The myriad of factors that go into choosing an investment property can often be overwhelming, and many prospective buyers can be left with information overload.

This month's Buyer's Agent Brief aims to take the mystery out of the equation, and provide a window into how one can take those crucial first steps along the pathway to financial freedom. 

Our hypothetical scenario:

Sydney-based panel beater Tony has recently had some success in trading cryptocurrency and is considering shifting his earnings into a bricks and mortar investment. However, Tony is slightly hesitant to move into property as he would like to avoid any unexpected expenses he may accrue by managing a rental.  

Tony pays around $1,400 per month for his home in Seven Hills that he purchased in 2012 and has no other major debt commitments.

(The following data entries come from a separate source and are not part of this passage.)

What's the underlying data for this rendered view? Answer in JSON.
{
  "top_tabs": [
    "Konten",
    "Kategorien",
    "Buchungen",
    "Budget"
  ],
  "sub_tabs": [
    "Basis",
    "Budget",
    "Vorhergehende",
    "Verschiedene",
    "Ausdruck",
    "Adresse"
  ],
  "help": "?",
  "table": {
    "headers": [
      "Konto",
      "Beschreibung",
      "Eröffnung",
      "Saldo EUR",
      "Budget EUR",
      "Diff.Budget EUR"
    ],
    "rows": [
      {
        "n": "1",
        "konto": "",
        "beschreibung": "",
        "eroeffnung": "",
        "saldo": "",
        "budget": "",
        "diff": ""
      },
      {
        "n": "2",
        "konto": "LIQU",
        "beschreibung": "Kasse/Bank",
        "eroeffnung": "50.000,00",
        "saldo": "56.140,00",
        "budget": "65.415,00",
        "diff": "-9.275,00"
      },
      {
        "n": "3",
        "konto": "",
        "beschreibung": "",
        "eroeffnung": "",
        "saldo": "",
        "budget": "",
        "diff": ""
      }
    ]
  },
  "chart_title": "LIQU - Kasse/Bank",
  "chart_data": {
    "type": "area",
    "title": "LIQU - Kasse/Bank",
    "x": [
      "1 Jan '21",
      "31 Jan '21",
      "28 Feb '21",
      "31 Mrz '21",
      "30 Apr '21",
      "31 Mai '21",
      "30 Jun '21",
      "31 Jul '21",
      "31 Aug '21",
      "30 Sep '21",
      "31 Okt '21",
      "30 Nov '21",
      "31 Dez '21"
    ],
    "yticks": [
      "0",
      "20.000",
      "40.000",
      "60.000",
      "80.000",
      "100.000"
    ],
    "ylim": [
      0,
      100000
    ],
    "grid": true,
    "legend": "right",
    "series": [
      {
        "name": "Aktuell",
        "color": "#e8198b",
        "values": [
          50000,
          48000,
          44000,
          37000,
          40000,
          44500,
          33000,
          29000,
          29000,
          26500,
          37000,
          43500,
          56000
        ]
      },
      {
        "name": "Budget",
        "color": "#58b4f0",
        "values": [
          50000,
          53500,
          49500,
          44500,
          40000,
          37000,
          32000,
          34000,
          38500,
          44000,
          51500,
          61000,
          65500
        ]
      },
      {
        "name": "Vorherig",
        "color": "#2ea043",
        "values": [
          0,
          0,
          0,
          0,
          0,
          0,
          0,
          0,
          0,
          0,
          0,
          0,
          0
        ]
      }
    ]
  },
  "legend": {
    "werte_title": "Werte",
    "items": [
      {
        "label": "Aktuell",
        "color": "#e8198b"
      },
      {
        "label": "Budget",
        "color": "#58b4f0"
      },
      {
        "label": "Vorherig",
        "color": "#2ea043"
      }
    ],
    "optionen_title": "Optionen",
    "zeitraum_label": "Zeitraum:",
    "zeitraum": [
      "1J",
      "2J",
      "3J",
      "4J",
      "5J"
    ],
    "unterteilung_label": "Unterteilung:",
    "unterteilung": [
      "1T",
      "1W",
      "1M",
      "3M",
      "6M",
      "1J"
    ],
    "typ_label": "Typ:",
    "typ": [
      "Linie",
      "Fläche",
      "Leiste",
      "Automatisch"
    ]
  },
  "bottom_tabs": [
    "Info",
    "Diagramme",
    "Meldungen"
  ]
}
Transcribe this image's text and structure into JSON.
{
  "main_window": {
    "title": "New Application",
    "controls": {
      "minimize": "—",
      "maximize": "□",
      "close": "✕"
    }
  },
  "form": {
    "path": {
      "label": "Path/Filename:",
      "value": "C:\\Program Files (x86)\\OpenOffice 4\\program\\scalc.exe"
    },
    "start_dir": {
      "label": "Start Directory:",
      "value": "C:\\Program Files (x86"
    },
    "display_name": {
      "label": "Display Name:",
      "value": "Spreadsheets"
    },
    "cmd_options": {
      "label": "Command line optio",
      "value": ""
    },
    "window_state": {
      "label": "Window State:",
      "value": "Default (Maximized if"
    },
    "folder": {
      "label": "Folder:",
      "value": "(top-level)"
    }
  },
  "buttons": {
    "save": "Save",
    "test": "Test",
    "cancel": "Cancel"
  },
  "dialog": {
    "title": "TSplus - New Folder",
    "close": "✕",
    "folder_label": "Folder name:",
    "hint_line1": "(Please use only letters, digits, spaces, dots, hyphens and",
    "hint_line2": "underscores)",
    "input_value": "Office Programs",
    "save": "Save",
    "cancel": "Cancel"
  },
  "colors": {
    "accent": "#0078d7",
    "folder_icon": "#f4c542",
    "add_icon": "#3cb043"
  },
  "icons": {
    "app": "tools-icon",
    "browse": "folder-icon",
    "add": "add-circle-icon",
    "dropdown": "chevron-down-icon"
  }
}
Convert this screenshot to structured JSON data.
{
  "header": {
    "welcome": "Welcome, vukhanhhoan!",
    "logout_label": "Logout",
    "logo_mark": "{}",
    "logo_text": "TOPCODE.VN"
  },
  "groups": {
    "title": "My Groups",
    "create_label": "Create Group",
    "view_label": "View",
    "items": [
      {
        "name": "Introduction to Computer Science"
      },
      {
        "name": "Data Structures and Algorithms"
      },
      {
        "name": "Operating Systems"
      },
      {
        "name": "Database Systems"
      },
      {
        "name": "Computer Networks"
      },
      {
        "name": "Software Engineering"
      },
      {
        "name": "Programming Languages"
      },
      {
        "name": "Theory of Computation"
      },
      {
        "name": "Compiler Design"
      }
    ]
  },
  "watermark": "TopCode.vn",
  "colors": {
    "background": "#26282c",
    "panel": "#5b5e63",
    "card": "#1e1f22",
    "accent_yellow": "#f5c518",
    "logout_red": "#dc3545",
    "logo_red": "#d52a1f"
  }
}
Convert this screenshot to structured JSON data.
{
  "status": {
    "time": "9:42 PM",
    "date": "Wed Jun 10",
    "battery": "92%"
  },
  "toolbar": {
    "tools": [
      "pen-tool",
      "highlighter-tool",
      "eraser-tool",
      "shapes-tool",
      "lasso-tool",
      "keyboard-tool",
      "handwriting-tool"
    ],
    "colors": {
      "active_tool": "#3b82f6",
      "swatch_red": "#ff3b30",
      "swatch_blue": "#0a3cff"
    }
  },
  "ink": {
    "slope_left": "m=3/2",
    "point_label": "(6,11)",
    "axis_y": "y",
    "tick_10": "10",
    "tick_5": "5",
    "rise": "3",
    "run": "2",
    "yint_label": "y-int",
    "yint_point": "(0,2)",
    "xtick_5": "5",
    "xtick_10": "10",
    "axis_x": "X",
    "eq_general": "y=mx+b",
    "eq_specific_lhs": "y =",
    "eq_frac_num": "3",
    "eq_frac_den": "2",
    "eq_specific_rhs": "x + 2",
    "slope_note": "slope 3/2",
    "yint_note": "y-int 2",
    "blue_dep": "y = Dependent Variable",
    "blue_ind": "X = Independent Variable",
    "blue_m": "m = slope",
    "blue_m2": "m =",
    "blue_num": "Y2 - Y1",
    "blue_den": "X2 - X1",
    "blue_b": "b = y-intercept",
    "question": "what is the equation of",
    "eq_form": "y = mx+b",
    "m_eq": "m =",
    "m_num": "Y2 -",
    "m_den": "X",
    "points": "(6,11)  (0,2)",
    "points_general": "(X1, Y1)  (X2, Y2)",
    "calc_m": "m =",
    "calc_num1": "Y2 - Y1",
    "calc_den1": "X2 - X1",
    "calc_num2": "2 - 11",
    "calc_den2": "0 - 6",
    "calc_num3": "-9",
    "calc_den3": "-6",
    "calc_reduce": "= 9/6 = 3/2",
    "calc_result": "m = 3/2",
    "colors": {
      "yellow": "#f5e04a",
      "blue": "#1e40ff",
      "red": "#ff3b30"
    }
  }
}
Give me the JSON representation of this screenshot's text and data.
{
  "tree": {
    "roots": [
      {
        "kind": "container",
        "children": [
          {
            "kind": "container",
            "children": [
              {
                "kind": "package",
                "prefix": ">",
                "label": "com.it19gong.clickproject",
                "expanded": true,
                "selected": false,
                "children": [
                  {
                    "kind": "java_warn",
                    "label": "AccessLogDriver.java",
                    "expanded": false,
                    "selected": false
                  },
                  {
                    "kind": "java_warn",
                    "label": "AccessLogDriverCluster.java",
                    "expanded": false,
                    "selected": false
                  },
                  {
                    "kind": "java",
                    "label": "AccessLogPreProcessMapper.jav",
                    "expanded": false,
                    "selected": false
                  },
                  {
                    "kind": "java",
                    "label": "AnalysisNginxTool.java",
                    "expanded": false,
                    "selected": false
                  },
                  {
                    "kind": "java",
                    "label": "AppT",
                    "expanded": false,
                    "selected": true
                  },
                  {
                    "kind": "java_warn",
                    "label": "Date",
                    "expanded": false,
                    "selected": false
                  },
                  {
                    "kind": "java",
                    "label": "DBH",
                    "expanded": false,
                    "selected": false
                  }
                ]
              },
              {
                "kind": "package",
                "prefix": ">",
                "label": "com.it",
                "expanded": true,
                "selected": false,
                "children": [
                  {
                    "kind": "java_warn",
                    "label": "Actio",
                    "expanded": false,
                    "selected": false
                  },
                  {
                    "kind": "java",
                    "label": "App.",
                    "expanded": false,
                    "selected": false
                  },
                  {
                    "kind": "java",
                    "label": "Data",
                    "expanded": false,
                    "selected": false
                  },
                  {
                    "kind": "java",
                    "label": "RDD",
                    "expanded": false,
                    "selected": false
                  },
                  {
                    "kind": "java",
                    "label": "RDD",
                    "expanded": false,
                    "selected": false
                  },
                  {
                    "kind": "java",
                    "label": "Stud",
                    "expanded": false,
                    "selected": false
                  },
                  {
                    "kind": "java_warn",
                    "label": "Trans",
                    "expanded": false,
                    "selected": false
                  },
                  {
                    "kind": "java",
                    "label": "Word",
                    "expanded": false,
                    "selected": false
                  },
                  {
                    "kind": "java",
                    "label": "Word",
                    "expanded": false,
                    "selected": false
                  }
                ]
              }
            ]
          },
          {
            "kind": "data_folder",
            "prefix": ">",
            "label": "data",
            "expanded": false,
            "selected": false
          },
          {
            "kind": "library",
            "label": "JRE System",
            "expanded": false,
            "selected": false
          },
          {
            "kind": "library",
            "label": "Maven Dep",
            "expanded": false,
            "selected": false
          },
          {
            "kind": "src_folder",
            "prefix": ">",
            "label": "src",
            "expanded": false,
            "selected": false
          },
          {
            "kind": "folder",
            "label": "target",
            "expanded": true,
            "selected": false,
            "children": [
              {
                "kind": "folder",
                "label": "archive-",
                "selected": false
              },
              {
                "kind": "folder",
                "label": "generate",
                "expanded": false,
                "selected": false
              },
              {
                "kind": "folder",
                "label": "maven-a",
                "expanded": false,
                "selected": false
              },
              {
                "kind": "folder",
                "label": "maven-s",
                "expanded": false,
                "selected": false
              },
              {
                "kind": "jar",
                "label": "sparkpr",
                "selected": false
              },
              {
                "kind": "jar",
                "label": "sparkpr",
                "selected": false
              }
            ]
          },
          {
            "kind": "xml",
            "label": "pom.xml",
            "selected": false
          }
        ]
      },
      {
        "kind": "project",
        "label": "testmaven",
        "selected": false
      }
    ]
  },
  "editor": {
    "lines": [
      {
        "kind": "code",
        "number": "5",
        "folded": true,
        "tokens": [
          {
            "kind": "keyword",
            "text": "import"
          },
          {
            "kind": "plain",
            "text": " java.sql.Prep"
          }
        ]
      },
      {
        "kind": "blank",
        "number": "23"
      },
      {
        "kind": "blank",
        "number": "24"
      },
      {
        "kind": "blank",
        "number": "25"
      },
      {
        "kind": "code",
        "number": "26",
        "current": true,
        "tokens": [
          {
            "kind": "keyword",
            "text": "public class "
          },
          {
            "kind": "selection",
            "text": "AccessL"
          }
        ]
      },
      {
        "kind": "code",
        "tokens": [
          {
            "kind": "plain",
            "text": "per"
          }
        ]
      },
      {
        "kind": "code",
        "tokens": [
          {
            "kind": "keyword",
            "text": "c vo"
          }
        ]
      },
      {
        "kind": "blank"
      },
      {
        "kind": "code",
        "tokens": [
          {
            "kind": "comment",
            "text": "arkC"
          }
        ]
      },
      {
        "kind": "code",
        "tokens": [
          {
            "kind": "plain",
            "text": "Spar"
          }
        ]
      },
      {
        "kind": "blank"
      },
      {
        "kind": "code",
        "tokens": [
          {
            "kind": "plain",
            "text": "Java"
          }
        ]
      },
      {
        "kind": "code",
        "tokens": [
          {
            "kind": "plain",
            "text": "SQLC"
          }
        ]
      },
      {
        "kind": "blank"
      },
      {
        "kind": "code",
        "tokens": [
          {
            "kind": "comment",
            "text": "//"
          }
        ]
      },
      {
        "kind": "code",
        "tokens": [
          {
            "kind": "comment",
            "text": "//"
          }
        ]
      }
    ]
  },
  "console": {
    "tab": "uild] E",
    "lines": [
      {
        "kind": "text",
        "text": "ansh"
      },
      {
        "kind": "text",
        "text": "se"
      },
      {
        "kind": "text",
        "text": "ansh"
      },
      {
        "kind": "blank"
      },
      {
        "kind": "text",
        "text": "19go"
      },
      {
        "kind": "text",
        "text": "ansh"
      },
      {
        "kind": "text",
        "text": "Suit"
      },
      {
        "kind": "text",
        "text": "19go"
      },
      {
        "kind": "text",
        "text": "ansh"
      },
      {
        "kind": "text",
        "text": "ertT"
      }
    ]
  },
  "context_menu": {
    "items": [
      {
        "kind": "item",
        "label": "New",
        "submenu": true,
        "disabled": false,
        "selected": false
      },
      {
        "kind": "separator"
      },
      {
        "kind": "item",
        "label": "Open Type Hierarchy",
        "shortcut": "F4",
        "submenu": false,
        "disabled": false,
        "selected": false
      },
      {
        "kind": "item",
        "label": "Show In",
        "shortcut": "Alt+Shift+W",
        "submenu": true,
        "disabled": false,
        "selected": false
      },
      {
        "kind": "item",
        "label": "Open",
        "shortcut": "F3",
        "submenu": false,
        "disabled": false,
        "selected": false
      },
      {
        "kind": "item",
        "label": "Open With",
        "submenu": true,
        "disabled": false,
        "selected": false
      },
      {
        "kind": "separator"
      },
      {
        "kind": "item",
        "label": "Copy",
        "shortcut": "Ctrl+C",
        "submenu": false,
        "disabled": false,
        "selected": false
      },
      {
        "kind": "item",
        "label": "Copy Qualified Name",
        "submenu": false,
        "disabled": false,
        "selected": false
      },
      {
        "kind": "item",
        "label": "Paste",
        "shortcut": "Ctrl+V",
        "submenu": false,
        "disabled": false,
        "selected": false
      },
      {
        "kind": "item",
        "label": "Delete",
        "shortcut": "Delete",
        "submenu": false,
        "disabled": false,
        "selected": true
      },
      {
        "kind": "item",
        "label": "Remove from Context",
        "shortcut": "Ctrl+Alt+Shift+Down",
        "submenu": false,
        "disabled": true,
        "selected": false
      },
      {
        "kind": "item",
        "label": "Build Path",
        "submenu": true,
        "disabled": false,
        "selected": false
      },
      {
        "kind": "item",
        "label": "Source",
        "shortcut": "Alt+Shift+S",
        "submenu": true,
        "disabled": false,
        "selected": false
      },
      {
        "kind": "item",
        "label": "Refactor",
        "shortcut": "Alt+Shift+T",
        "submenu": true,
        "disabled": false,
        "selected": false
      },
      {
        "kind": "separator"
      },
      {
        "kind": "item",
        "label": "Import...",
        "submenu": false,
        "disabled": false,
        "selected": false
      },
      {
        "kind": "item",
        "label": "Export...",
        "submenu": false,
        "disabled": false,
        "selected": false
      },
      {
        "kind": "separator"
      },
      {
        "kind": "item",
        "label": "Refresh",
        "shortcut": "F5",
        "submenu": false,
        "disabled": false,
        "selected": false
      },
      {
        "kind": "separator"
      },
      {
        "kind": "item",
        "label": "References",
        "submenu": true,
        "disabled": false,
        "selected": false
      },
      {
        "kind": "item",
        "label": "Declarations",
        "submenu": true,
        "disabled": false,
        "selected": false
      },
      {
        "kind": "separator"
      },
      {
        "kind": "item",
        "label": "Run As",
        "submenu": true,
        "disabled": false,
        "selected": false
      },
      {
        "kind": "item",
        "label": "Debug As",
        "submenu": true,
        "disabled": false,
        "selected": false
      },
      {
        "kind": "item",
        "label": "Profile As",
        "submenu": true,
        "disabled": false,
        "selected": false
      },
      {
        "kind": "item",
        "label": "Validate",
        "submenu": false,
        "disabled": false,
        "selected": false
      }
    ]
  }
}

He has the equivalent of $85,000 in his cryptocurrency portfolio and is willing to use $70,000 of that as his deposit, while his annual salary from his job is $83,000. Tony has obtained a pre-approval to borrow $480,000 and wants a cash-flow positive investment.  

What are the best options to ensure Tony’s rental property won’t leave him out of pocket? 



Lloyd Edge

The good news for Tony is that properties at the price points of below $500,000 generally have better cash flow than their more expensive counterparts. 

The first thing I would advise Tony is to seek advice from an accountant to determine which structure he needs to set up for this purchase. His home in Seven Hills is likely to be in his personal name, however, with his first investment he may need to consider whether purchasing in a trust is right for him. 

He needs to weigh up the asset protection of a trust against the changed tax implications and whether he needs a discretionary trust set up for his family. His accountant will discuss with him whether asset protection is a top priority in his line of work as a panel beater.

Although Tony has his pre-approval in place he will need to sell the equivalent of $70,000 in crypto to raise his deposit before he can start sourcing properties.

The numbers for Tony’s property’s purchase will look like the following. He will need to purchase at 90 per cent LVR so assuming a $400,000 property purchase this will be a $40,000 deposit. 

Tony will need to allow $16,000 for stamp duty and $3,000 to cover legals and incidentals such as building and pest inspections. This takes the total funds required to be $59,000, leaving him $11,000 in buffer for any small repairs or upgrades that need to be done. Although Tony’s pre-approval is for $480,000 my recommendation would be to limit the purchase price to $400,000 because of his available deposit of $70,000. This is assuming Tony is employed as a panel beater. If he is self employed it will be harder for him to get a loan at 90 per cent LVR and he may need a larger deposit as most banks only lend 80 per cent to sole traders.

The key to Tony’s purchase is to buy a property which is slightly positively geared or even better, cash flow positive (before tax) so it won’t leave him out of pocket.

While cash flow is important for this scenario, growth is also important. We will be targeting specific regional areas, which have good growth drivers with decent rental yields.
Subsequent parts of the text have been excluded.